AMAÇ: Demagoji yaparak, Allah ve doğru diye bir şey olmadığını yerleştirmek. Hiçbir şeyi açık, net veya kesin konuşmadan ucu açık yanıt verilmemiştir ki isteyen istediği sonucu çıkarsın ve keyfi yaşasın.

YÖNTEM: Düşünce ve inançlara karşı saygısız, alaycı. s.2/66,69

HEDEF: Doğallık adı altında keyfi(duygulara göre) bir yaşamı egemen kılmak s.1/23,55 Dürüstlük adına(s.1/159) dürüstlük sıfır. s.1/97 Uyuşmuş, hipnotize edilmiş ve uyuşturulmuş beyinler oluşturmak. s.1/116 Cennet de, Dünya da geçicidir ama sen değilsin. s.1/140 Tek dünya devleti. s.2/168

CEVABI YANITSIZ SORULAR: Sınır tanımayan bir anlayış. Yalan söylemek kötü veya yanlış mıdır? Cinayet, hırsızlık ve fuhşa karşı tavır belirsiz. (Hiçbir görevin yok. Sınırlamalar, engeller, rehberler ve kurallar da yok. s.1/160 2/147) (Yüksek anlayış diyerek sınırlama getiriyor(çelişki). s.2/162

DİN: Dinin adı spirituüalizm s.1/162-163 2/103,124,232 Spiritüelliğe dönün, dinleri unutun. s.2/274 (Spirütelleri incelemeye alın: Büyük çoğunluğunun sahip olduğu paradigma; falcılık, büyücülük, tarot falları, kumarhanecilik, fetiş ve totem tapıncakları(putları), lafta kalan dürüstlük, masabaşı sohbetler, temelsiz sloganlardır. Yüzeysel, çapsız ve derinliksiz bir bilinç düzeyi. İşleri, çevresindeki insanların sağlam temellerini oymak ve temelsiz binanın üzerini dekore etmek. Maddeciler(materyalistler), duyguları devre dışı bırakırken, Ruhçular veya idealistler, aklı ve mantığı devre dışı bırakmaktadırlar. Daha doğrusu biri odak noktası olarak aklı, diğeri duyguları görmektedir. Oysa bunları birbirinden ayırt etmek olanaksızdır. Çünkü insan, bedeni ve bilinciyle yaşar. İkisi de göz ardı edilemez. Ruhçular da maddeciler de ilkesizdir, sınır tanımazlar. Sınır olmayınca hak hukuk da olmaz. Sınırların olmadığı yerde imparatorlar ve krallar vardır. Ağzı iyi laf yapan, gücü ve karizması olanlar tartışılmaz otoritedirler. Onların her sözü bağlayıcıdır.)

 

Aşağıda bu kitaptan bazı anlayış kırıntıları ve alıntılar verilmiştir:

UYUŞTURUCU

Ölüm anında en büyük hazzı, huzuru ve sevgiyi hissedersiniz. s.2/55 1/116,140 (Öyleyse ölümden uzaklaşma yerine, ölmek için uğraş verin(!)???

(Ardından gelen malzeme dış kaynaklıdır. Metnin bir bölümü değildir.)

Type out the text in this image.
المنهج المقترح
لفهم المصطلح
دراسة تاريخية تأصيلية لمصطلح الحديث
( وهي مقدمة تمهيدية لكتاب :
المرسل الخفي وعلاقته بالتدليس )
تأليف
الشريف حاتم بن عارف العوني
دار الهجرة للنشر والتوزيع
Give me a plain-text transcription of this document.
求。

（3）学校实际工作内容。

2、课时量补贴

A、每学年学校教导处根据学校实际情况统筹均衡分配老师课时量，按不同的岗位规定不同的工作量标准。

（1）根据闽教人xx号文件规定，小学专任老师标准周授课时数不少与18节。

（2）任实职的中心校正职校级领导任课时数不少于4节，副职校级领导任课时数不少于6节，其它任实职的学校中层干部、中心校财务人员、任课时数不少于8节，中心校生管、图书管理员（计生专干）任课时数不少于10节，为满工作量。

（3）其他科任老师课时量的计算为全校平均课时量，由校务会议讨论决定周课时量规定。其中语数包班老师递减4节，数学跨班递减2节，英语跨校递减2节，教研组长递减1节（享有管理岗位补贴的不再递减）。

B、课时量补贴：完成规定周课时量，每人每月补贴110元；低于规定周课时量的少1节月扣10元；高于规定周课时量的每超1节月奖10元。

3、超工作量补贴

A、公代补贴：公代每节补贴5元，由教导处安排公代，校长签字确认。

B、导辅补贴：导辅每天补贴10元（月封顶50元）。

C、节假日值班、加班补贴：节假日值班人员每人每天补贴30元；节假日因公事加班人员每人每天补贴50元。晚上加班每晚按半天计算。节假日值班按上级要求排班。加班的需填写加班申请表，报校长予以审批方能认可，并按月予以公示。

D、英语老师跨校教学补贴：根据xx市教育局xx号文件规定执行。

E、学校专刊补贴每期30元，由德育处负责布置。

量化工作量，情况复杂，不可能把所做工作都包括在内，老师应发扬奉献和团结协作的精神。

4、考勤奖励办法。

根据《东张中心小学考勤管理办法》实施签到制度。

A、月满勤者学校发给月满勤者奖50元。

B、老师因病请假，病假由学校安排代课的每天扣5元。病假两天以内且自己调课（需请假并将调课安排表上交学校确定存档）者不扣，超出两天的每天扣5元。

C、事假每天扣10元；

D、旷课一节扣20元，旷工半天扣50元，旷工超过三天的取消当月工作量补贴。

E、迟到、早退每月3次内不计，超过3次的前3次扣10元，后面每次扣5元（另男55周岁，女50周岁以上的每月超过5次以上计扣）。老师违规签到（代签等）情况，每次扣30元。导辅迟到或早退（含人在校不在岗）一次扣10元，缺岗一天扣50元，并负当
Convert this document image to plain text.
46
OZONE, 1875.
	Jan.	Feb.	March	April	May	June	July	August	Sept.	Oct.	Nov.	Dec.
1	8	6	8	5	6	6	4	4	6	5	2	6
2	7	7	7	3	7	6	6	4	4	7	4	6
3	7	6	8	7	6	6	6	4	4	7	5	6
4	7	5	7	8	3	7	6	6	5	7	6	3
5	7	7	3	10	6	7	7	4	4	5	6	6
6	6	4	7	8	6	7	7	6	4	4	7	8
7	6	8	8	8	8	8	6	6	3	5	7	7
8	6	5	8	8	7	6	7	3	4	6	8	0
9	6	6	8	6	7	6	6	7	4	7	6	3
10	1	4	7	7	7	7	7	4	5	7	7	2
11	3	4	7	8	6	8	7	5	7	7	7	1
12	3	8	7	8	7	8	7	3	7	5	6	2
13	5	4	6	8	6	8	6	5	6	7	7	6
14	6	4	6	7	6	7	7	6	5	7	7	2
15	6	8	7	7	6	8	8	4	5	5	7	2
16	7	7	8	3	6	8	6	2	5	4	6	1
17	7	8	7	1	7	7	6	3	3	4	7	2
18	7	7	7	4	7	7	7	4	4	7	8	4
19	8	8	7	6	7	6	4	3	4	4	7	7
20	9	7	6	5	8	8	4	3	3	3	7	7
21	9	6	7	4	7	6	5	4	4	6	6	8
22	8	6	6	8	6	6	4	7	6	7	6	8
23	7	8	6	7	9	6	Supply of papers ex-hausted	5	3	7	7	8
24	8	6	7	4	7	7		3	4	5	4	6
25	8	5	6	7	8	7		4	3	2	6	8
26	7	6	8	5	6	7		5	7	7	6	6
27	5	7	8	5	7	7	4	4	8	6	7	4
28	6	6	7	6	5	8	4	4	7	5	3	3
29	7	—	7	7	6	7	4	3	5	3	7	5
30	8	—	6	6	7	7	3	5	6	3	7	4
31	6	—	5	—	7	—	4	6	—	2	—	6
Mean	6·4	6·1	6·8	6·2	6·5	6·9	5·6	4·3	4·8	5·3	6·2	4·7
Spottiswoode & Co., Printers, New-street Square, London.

Bir nedenle ölen kişilerin ruhları dünyasal esaretten özgürleşirler. s.2/62 (Ölüme övgüler diziyor!!!)

Ölüm bir son değil, başlangıçtır. s.2/78 (Hitlerin katliamına verilen yanıt)

“Daima vardın, varsın, varolacaksın…” “Sen düşündüğünden daha büyüksün.” s.2/86 (Sen Tanrı ‘sın!!!!)

Herkes her şeyin yaratıcısı. s.2/89

Ha bire birbirinizi övün. s.2/99

Putperestleri(paganları ve çoktanrıcıları) övüyor. s.2/117,130

“Birisi canınızı almaya çalışsa bile öfke duymazsınız.” s.2/179 (Cinayetleri özendiriyor.)

“Her şeyi siz seçiyorsunuz: anne-babanızı, doğduğunuz ülkeyi.” s.2/184

 

 

 

Amaç

Gerçekten kim olduğunu öğretmek: Allah. s.1/173 (Bütün kitap bu felsefeyi işliyor: Önce sen bir insansın, daha doğrusu öyle sanıyorsun, sonra peygambersin, daha doğrusu öyle sanıyorsun. Esasında sen, Allah ‘sın. Ama bunu bilmiyorsun. s.1/228 s.2/15)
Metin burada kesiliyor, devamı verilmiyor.